Jaksa Polandia mendakwa pembantu presiden atas dugaan pemalsuan tanda tangan pemilu

    13
    0

    Ya, Harper

    21 April 2026•Memperbarui: 21 April 2026

    Kantor Kejaksaan Regional di Lublin, di Polandia timur, pada hari Selasa mendakwa wakil kepala kantor kepresidenan Polandia karena memalsukan tanda tangan pada daftar pemilu lokal pada tahun 2014, media Polandia melaporkan.

    Jaksa mendakwa Adam Andruszkiewicz, seorang pembantu dekat Presiden Karol Nawrocki, dengan tuduhan memalsukan tanda tangan yang diperlukan untuk mendaftarkan daftar pemilih di wilayah Podlaskie saat mencalonkan diri dalam pemilu lokal.

    Menurut jaksa, kasus ini bermula dari pemilihan kepala daerah pada tahun 2014, ketika aktivis nasionalis mengumpulkan tanda tangan untuk mendaftarkan daftar ke dewan daerah Podlaskie.

    Penyidik ​​yakin beberapa tanda tangan itu palsu. Investigasi dibuka kembali setelah bertahun-tahun tidak aktif karena perubahan dalam layanan penuntutan Polandia setelah pemilihan parlemen tahun 2023, di mana partai nasionalis yang berkuasa, Hukum dan Keadilan (PiS), kalah.

    Andruszkiewicz membantah tuduhan tersebut.

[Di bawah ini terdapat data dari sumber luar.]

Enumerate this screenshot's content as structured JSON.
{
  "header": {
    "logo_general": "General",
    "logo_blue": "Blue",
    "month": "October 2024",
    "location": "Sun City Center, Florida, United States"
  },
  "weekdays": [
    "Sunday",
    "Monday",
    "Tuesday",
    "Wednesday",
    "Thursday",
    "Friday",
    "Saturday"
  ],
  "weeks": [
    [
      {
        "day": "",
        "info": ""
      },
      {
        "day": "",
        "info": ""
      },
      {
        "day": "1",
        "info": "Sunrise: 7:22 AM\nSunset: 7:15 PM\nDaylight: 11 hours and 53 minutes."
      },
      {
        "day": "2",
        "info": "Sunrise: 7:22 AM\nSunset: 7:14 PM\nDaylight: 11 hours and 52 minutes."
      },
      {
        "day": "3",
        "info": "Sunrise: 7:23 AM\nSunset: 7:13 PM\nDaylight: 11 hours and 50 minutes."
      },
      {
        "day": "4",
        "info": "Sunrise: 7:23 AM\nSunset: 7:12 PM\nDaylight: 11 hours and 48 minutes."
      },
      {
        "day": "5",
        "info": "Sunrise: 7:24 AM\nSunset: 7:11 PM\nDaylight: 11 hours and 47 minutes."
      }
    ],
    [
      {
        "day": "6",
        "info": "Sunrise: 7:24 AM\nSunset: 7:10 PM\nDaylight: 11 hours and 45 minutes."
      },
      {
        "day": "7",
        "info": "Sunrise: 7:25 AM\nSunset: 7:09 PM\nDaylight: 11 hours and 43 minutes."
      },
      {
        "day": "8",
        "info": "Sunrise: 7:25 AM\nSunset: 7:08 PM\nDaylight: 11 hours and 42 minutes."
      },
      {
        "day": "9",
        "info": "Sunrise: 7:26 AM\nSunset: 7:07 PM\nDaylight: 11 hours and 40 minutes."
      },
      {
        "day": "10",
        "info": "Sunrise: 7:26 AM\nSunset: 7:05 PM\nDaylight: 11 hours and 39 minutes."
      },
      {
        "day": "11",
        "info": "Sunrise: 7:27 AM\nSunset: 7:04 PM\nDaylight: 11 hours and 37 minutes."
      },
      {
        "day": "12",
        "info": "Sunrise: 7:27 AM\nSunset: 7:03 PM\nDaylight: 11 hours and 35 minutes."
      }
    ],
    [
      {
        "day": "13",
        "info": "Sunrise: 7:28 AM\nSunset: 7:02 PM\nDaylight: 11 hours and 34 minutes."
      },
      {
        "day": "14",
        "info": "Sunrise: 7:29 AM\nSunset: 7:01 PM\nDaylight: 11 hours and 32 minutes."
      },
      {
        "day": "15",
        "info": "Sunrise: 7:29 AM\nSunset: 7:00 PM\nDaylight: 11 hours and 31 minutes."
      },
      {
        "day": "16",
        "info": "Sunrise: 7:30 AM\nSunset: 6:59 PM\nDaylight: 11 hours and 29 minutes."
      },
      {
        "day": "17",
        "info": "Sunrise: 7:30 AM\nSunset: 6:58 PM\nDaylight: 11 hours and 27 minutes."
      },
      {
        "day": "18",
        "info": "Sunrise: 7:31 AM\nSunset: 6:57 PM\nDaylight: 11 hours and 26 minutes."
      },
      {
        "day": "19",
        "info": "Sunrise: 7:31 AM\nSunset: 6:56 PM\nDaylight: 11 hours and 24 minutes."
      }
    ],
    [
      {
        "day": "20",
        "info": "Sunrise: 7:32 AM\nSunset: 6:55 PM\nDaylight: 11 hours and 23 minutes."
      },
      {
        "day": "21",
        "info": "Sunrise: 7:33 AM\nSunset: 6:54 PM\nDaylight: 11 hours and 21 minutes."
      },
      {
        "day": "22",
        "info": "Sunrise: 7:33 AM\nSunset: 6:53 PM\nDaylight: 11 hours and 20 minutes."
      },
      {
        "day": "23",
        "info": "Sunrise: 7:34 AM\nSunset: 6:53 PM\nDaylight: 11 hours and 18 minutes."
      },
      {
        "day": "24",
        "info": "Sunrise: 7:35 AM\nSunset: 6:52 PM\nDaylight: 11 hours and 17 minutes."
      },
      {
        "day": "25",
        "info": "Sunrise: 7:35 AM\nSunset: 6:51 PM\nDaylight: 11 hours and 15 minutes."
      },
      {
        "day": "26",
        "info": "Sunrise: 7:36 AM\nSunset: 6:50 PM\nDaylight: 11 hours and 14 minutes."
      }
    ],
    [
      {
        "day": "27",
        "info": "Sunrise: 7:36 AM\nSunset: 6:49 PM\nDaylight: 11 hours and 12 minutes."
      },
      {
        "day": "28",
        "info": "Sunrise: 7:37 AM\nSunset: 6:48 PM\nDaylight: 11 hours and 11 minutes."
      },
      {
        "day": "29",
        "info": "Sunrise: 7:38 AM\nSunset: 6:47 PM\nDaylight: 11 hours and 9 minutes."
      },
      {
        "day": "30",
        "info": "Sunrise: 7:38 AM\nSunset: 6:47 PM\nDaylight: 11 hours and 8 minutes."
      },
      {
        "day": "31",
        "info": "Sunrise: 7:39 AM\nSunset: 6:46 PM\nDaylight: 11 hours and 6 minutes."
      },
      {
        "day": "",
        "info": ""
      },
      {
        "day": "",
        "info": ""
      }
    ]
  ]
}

Dalam komentar yang dimuat oleh media Polandia, ia menyebut kasus tersebut sebagai “dongeng yang dibuat-buat” dan berpendapat bahwa kasus tersebut bermotif politik.

    Dia mengatakan dia tidak pernah memalsukan tanda tangan dan menuduh pemerintah saat ini menggunakan jaksa untuk melawan lawan politik.

    Kasus ini sensitif secara politik karena Andruszkiewicz adalah salah satu pejabat tertinggi di kantor kepresidenan dan tokoh terkemuka yang terkait dengan sayap kanan nasionalis.

    Dia sebelumnya adalah anggota parlemen dari gerakan anti kemapanan Kukiz’15 dan kemudian bersekutu dengan PiS. Ia menjadi wakil kepala kantor kepresidenan setelah Nawrocki menjabat.

    Dakwaan tersebut adalah yang terbaru dari serangkaian penyelidikan yang dibuka kembali oleh jaksa terhadap tindakan politisi dan pejabat yang terkait dengan bekas kubu pemerintah.

    Sejak Perdana Menteri Donald Tusk kembali berkuasa pada akhir tahun 2023, pemerintahannya telah berjanji untuk meninjau kembali kasus-kasus yang dianggap diabaikan atau diblokir secara politik pada pemerintahan sebelumnya. Kritikus dari sayap kanan mengatakan penyelidikan baru ini sama saja dengan balas dendam politik.